How to lose your credibility in 113 minutes
Today, after waiting what seemed like an age, my copy of the US Blu-ray release of Doomsday, Neil Marshall’s newest film, reached me.
Unfortunately, after a promising start, this film proceeds to completely ransack any sense of self-dignity. It’s essentially a string of pastiches of different genres, and as a result has no credibility or identity of its own, jumping from futuristic sci-fi to post-apocalyptic urban warfare to Lord of the Rings-esque medieval romp to Gladiator-inspired arena games to Mad Max-style car chase, all leading up to a confrontation between our heroine and the impossibly throaty-voiced David O’Hara wearing an outfit that left me fighting the urge to start singing “We are the Men in Black…”
I suppose it held my attention throughout, so at least I wasn’t bored, but I couldn’t take any of it seriously, and the impression I’m left with is that someone handed Neil Marshall a cheque for a rather large sum of money and told him to do whatever he wanted.
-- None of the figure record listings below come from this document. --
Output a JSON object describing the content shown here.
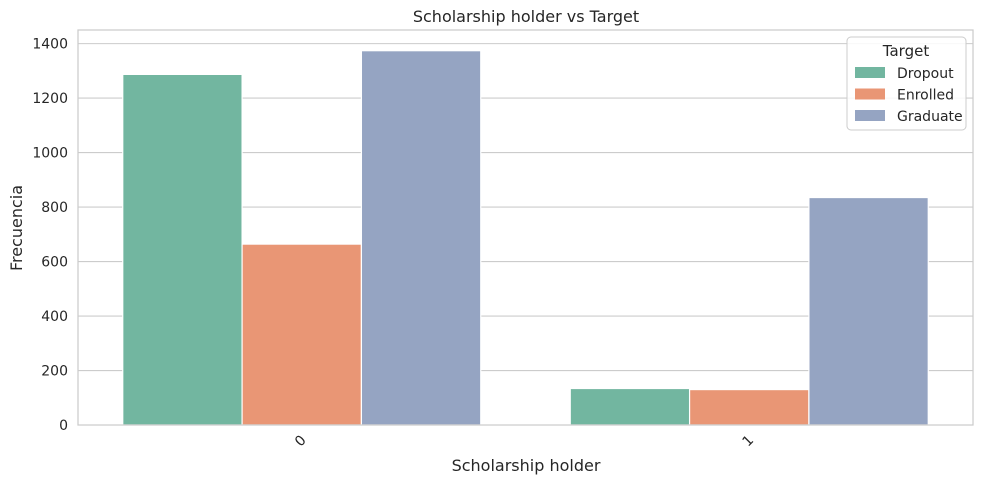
{
  "chart_data": {
    "type": "bar",
    "title": "Scholarship holder vs Target",
    "xlabel": "Scholarship holder",
    "ylabel": "Frecuencia",
    "categories": [
      "0",
      "1"
    ],
    "ylim": [
      0,
      1450
    ],
    "yticks": [
      0,
      200,
      400,
      600,
      800,
      1000,
      1200,
      1400
    ],
    "grid": "horizontal",
    "legend": {
      "title": "Target",
      "placement": "top-right"
    },
    "series": [
      {
        "name": "Dropout",
        "color": "#72b6a0",
        "values": [
          1287,
          134
        ]
      },
      {
        "name": "Enrolled",
        "color": "#e99675",
        "values": [
          664,
          130
        ]
      },
      {
        "name": "Graduate",
        "color": "#95a4c2",
        "values": [
          1374,
          835
        ]
      }
    ]
  }
}
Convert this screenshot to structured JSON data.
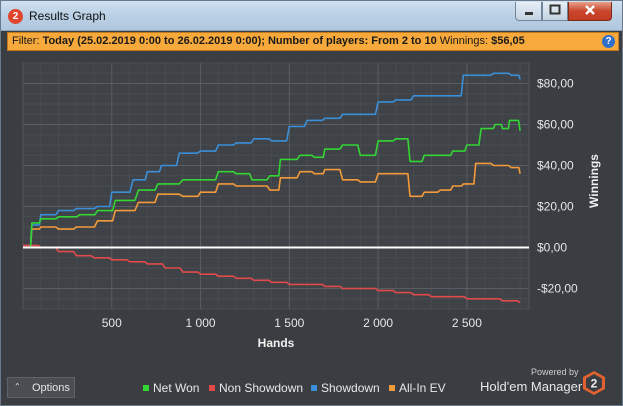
{
  "window": {
    "title": "Results Graph",
    "app_icon_text": "2"
  },
  "filter": {
    "prefix": "Filter:",
    "criteria": "Today (25.02.2019 0:00 to 26.02.2019 0:00); Number of players: From 2 to 10",
    "winnings_label": "Winnings:",
    "winnings_value": "$56,05",
    "help_icon_text": "?"
  },
  "chart_data": {
    "type": "line",
    "xlabel": "Hands",
    "ylabel": "Winnings",
    "xlim": [
      0,
      2850
    ],
    "ylim": [
      -30,
      90
    ],
    "x_ticks": [
      500,
      1000,
      1500,
      2000,
      2500
    ],
    "x_tick_labels": [
      "500",
      "1 000",
      "1 500",
      "2 000",
      "2 500"
    ],
    "y_ticks": [
      80,
      60,
      40,
      20,
      0,
      -20
    ],
    "y_tick_labels": [
      "$80,00",
      "$60,00",
      "$40,00",
      "$20,00",
      "$0,00",
      "-$20,00"
    ],
    "grid": true,
    "legend_position": "bottom",
    "series": [
      {
        "name": "Net Won",
        "color": "#33d633",
        "points": [
          [
            0,
            0
          ],
          [
            50,
            12
          ],
          [
            100,
            14
          ],
          [
            200,
            15
          ],
          [
            320,
            16
          ],
          [
            420,
            18
          ],
          [
            520,
            23
          ],
          [
            650,
            28
          ],
          [
            760,
            31
          ],
          [
            900,
            33
          ],
          [
            1000,
            33
          ],
          [
            1100,
            37
          ],
          [
            1200,
            36
          ],
          [
            1290,
            33
          ],
          [
            1390,
            35
          ],
          [
            1450,
            43
          ],
          [
            1560,
            45
          ],
          [
            1640,
            44
          ],
          [
            1700,
            48
          ],
          [
            1800,
            50
          ],
          [
            1900,
            45
          ],
          [
            2000,
            52
          ],
          [
            2100,
            53
          ],
          [
            2180,
            42
          ],
          [
            2260,
            45
          ],
          [
            2350,
            45
          ],
          [
            2420,
            47
          ],
          [
            2500,
            50
          ],
          [
            2580,
            58
          ],
          [
            2660,
            60
          ],
          [
            2700,
            58
          ],
          [
            2740,
            62
          ],
          [
            2800,
            57
          ]
        ]
      },
      {
        "name": "Non Showdown",
        "color": "#e14a4a",
        "points": [
          [
            0,
            1
          ],
          [
            100,
            0
          ],
          [
            200,
            -2
          ],
          [
            300,
            -4
          ],
          [
            400,
            -5
          ],
          [
            500,
            -6
          ],
          [
            600,
            -7
          ],
          [
            700,
            -8
          ],
          [
            800,
            -10
          ],
          [
            900,
            -12
          ],
          [
            1000,
            -13
          ],
          [
            1100,
            -14
          ],
          [
            1200,
            -15
          ],
          [
            1300,
            -16
          ],
          [
            1400,
            -17
          ],
          [
            1500,
            -18
          ],
          [
            1600,
            -18
          ],
          [
            1700,
            -19
          ],
          [
            1800,
            -20
          ],
          [
            1900,
            -20
          ],
          [
            2000,
            -21
          ],
          [
            2100,
            -22
          ],
          [
            2200,
            -23
          ],
          [
            2300,
            -24
          ],
          [
            2400,
            -24
          ],
          [
            2500,
            -25
          ],
          [
            2600,
            -25
          ],
          [
            2700,
            -26
          ],
          [
            2800,
            -27
          ]
        ]
      },
      {
        "name": "Showdown",
        "color": "#3b8fd8",
        "points": [
          [
            0,
            0
          ],
          [
            50,
            11
          ],
          [
            100,
            16
          ],
          [
            200,
            18
          ],
          [
            300,
            19
          ],
          [
            420,
            20
          ],
          [
            500,
            27
          ],
          [
            620,
            33
          ],
          [
            700,
            37
          ],
          [
            780,
            40
          ],
          [
            880,
            46
          ],
          [
            1000,
            47
          ],
          [
            1100,
            50
          ],
          [
            1200,
            51
          ],
          [
            1300,
            53
          ],
          [
            1400,
            52
          ],
          [
            1500,
            59
          ],
          [
            1600,
            62
          ],
          [
            1700,
            63
          ],
          [
            1800,
            65
          ],
          [
            1900,
            65
          ],
          [
            2000,
            71
          ],
          [
            2100,
            72
          ],
          [
            2200,
            74
          ],
          [
            2300,
            74
          ],
          [
            2400,
            74
          ],
          [
            2480,
            84
          ],
          [
            2550,
            84
          ],
          [
            2650,
            85
          ],
          [
            2750,
            84
          ],
          [
            2800,
            82
          ]
        ]
      },
      {
        "name": "All-In EV",
        "color": "#f39a3a",
        "points": [
          [
            0,
            0
          ],
          [
            50,
            9
          ],
          [
            100,
            10
          ],
          [
            200,
            9
          ],
          [
            300,
            10
          ],
          [
            420,
            13
          ],
          [
            520,
            18
          ],
          [
            650,
            22
          ],
          [
            760,
            26
          ],
          [
            900,
            25
          ],
          [
            1000,
            27
          ],
          [
            1100,
            31
          ],
          [
            1200,
            30
          ],
          [
            1290,
            30
          ],
          [
            1390,
            28
          ],
          [
            1450,
            34
          ],
          [
            1560,
            37
          ],
          [
            1640,
            36
          ],
          [
            1700,
            38
          ],
          [
            1800,
            33
          ],
          [
            1900,
            32
          ],
          [
            2000,
            36
          ],
          [
            2100,
            36
          ],
          [
            2180,
            25
          ],
          [
            2260,
            27
          ],
          [
            2350,
            28
          ],
          [
            2420,
            30
          ],
          [
            2480,
            31
          ],
          [
            2550,
            41
          ],
          [
            2650,
            40
          ],
          [
            2750,
            39
          ],
          [
            2800,
            36
          ]
        ]
      }
    ]
  },
  "footer": {
    "options_label": "Options",
    "caret_glyph": "⌃",
    "legend": [
      {
        "label": "Net Won",
        "color": "#33d633"
      },
      {
        "label": "Non Showdown",
        "color": "#e14a4a"
      },
      {
        "label": "Showdown",
        "color": "#3b8fd8"
      },
      {
        "label": "All-In EV",
        "color": "#f39a3a"
      }
    ],
    "powered_by": "Powered by",
    "brand": "Hold'em Manager",
    "brand_logo_text": "2"
  }
}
Which is sort of admirable, I suppose, and I do to some extent admire his “fuck it” mentality, throwing in whatever he felt like. Ultimately, though, I couldn’t take it remotely seriously and was left with the impression that I was watching a movie written by a teenage boy with no concept of how to maintain a consistent tone or even string together a semi-coherent plot. By far the best thing about it was Rhona Mitra, who manages to retain a level of credibility even when everything around her is going to pot. Overall, though, Marshall really dropped the ball with this one, and is making the masterful The Descent look more and more like a fluke by the minute.
It also doesn’t help that, a few days earlier, I’d watched another “post-apocalyptic” Britain film, the infinitely superior 28 Weeks Later…
…actually, you know what? Read Lyris’ review. It’s much funnier than mine.
As if to rub it in, the transfer, one of Universal’s first Blu-ray releases, is a sterling effort, looking natural and generally flawless, with no visible compression artefacts or any signs of digital tampering. Oh yeah, and the building visible in the final shot is my place of work, which is sort of neat, I guess. Too bad it wasn’t in a better movie.